The same logic explains why recovering from a loss is harder than the loss itself: a 50% drop needs a 100% gain to get back to even, because you are now growing from a smaller base.

Finding the original price before a discount

Sale tags give you the discounted price, but sometimes you need to work backward to the original. If an item costs $70 after a 30% discount, you are seeing 70% of the original, so the original was 70 ÷ 0.70 = $100. This “reverse percentage” is the same move as the third core question above, and it is how you check whether a sale is as generous as it claims. The same reasoning strips tax out of a tax-inclusive price: divide by (1 + tax rate).

For the everyday versions of all of this, our percentage calculator answers the three core questions directly, the discount calculator finds final prices and savings, and the tip calculator handles restaurant math and bill splitting.

Frequently asked questions

What is the difference between percentage and percentage points?

A percentage point is an absolute difference between two percentages; a percent change is relative. Going from 5% to 10% is a rise of 5 percentage points, but a 100% increase. Mixing the two is a classic source of misleading statistics.

Why doesn't adding then subtracting the same percent return the original?

Because each percentage is calculated on a different base.
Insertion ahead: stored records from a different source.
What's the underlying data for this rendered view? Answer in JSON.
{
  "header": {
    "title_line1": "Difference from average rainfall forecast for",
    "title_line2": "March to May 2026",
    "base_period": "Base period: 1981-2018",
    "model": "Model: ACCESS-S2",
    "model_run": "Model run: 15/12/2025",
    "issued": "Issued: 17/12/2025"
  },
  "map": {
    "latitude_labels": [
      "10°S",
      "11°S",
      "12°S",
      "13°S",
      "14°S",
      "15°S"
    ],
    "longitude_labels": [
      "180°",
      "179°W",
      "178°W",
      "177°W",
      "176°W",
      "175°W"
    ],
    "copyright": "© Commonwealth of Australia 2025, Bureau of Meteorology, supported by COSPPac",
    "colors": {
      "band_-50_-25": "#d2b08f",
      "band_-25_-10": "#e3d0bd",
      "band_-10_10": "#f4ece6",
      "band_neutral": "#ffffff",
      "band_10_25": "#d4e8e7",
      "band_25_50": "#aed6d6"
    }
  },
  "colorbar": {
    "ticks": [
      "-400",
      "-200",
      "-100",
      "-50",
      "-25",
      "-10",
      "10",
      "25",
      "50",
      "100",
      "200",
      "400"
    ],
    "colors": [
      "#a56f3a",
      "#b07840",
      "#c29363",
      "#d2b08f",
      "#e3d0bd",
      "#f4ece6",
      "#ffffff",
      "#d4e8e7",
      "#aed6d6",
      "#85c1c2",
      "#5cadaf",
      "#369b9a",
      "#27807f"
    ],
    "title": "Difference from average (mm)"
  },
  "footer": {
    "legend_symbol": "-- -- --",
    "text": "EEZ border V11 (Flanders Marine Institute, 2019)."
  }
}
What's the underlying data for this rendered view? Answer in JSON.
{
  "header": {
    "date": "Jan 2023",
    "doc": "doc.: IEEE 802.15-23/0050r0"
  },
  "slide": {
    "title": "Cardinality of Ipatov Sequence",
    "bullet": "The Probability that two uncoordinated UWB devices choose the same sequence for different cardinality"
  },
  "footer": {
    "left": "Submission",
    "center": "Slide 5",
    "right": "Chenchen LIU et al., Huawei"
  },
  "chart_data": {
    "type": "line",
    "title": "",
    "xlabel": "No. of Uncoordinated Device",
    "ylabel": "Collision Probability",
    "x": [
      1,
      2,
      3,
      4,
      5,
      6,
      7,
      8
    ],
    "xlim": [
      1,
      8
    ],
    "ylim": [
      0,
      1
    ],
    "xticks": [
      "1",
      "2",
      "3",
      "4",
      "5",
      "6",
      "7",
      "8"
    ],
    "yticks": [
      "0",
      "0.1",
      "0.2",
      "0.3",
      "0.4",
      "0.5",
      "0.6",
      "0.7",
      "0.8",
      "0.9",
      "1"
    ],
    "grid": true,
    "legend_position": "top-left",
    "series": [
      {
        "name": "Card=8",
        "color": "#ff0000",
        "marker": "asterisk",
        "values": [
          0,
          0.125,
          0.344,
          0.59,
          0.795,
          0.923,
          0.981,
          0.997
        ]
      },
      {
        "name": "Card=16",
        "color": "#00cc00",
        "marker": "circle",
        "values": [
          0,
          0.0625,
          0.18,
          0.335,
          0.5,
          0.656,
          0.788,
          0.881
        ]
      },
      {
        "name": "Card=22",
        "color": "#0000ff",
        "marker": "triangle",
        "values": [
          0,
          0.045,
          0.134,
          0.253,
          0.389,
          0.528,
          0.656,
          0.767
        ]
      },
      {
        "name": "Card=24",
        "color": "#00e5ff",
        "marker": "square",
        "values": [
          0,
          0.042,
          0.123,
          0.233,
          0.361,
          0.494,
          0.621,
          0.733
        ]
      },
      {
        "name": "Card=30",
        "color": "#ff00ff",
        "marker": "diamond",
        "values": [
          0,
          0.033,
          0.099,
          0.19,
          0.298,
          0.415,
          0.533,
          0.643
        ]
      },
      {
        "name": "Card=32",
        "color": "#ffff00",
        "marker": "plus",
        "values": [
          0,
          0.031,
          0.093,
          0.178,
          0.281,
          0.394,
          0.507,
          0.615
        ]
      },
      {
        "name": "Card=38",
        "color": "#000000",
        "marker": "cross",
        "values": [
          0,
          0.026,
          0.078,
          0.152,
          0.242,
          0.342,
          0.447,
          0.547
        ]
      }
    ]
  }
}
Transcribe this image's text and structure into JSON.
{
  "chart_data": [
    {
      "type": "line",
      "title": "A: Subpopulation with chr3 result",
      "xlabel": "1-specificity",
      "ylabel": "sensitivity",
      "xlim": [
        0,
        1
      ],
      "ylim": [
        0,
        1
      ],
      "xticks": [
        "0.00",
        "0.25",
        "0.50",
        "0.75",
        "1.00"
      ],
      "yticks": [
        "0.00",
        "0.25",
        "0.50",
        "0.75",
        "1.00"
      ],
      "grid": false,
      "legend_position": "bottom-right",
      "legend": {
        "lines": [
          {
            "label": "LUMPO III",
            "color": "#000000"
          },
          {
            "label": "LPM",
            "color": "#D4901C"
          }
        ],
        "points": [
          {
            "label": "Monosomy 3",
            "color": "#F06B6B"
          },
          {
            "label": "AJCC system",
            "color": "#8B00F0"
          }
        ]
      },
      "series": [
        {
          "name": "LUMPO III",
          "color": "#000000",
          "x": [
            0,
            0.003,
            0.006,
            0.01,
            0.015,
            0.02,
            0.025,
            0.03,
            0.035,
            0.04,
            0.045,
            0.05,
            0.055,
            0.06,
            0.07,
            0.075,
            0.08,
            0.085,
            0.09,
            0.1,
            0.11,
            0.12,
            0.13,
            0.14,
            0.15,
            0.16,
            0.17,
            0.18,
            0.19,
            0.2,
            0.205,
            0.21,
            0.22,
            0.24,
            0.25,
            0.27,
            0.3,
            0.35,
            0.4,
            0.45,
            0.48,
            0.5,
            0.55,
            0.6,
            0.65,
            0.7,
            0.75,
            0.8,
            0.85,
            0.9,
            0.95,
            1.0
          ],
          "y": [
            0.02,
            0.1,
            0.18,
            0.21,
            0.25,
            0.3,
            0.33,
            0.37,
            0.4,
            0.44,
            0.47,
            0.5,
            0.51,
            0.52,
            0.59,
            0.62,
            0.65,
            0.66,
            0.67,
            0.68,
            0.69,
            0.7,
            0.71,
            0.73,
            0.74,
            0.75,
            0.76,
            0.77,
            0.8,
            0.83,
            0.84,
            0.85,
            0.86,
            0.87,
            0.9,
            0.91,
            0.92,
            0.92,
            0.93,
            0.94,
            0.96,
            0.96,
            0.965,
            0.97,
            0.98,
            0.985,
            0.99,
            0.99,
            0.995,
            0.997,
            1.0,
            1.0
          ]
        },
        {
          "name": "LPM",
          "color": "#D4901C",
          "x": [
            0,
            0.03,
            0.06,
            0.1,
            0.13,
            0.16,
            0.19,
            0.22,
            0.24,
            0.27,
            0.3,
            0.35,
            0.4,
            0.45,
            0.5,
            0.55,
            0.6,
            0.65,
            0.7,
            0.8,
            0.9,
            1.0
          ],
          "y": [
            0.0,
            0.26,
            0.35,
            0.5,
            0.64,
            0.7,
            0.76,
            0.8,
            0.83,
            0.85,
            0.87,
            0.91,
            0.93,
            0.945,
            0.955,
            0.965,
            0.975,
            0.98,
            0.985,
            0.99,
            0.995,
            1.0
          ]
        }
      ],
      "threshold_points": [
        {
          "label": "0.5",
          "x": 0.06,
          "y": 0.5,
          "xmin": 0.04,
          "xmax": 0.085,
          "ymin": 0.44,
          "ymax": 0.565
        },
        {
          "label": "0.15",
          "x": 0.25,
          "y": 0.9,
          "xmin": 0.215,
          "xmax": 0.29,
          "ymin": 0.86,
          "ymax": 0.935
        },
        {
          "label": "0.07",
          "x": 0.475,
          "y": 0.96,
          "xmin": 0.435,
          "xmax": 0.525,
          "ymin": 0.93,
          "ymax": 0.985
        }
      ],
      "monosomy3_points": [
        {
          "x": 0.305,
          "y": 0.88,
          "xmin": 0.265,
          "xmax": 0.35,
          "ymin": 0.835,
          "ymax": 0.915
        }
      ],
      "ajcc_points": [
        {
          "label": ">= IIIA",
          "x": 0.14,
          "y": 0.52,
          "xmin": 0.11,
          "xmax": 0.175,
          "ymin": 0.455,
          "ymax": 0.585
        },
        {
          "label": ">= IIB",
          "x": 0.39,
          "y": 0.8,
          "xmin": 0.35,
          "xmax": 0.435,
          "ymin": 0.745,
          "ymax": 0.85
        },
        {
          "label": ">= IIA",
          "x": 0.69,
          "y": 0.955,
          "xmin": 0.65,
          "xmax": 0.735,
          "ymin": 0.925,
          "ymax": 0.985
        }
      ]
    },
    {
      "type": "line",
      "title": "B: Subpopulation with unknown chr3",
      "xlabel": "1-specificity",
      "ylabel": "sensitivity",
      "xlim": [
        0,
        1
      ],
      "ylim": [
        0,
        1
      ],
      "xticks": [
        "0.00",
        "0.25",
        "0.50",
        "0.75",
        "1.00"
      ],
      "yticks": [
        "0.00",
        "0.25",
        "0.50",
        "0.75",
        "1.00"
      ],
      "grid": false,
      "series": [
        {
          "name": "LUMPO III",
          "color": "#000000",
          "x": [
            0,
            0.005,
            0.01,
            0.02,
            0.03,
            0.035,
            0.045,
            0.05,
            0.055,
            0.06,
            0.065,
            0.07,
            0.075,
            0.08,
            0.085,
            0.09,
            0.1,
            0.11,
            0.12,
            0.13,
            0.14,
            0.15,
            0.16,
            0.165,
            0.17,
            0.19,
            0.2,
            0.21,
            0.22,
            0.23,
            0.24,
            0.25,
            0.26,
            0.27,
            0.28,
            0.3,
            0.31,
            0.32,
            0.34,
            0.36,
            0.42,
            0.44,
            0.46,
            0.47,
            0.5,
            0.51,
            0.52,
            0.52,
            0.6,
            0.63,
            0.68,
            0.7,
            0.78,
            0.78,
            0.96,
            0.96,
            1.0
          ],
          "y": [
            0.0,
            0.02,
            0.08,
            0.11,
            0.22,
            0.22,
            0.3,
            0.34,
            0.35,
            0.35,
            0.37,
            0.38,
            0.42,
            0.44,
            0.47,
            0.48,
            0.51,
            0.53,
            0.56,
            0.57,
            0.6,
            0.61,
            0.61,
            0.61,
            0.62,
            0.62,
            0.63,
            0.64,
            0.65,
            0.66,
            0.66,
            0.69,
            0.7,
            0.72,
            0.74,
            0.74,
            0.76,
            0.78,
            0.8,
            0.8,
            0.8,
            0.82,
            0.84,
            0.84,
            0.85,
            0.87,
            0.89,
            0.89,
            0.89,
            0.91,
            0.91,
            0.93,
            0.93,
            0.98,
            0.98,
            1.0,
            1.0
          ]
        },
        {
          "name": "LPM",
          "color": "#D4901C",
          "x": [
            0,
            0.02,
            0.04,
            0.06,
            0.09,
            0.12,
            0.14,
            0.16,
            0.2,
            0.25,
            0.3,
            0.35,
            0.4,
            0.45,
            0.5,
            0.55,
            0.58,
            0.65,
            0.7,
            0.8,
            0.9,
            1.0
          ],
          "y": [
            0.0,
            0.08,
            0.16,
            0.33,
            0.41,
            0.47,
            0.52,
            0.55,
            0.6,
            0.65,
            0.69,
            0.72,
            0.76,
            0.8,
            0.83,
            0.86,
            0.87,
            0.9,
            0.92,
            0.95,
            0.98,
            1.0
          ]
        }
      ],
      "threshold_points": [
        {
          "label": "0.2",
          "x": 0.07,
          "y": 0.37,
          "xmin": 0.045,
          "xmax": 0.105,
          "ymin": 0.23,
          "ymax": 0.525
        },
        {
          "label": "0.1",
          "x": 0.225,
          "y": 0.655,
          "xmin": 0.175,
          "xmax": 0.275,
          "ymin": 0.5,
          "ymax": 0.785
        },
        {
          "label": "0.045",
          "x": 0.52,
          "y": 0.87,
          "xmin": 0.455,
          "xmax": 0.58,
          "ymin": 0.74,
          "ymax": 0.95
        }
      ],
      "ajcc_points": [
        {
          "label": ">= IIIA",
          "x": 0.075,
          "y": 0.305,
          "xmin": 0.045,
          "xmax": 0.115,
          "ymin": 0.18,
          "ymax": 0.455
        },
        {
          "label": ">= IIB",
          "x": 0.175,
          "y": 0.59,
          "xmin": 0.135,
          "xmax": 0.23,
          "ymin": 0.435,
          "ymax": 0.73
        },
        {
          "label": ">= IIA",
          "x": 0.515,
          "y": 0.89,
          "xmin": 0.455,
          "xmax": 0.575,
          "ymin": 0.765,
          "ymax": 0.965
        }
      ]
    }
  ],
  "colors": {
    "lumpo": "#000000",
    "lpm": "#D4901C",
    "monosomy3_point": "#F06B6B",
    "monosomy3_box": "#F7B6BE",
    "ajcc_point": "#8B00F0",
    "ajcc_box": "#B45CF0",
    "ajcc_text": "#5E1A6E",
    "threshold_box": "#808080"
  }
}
The increase grows from the original number, but the decrease shrinks from the new, larger number, so you end up slightly below where you started.

How do I remove tax from a total that already includes it?

Divide the total by one plus the tax rate. A $108 total that includes 8% tax had a pre-tax price of 108 ÷ 1.08 = $100, and the tax portion is the remaining $8.

How do I work out a percentage in my head?

Find 10% by moving the decimal one place left, then scale. 10% of 240 is 24, so 30% is 72 and 5% is 12. Most everyday percentages can be built quickly from 10% and 1% this way.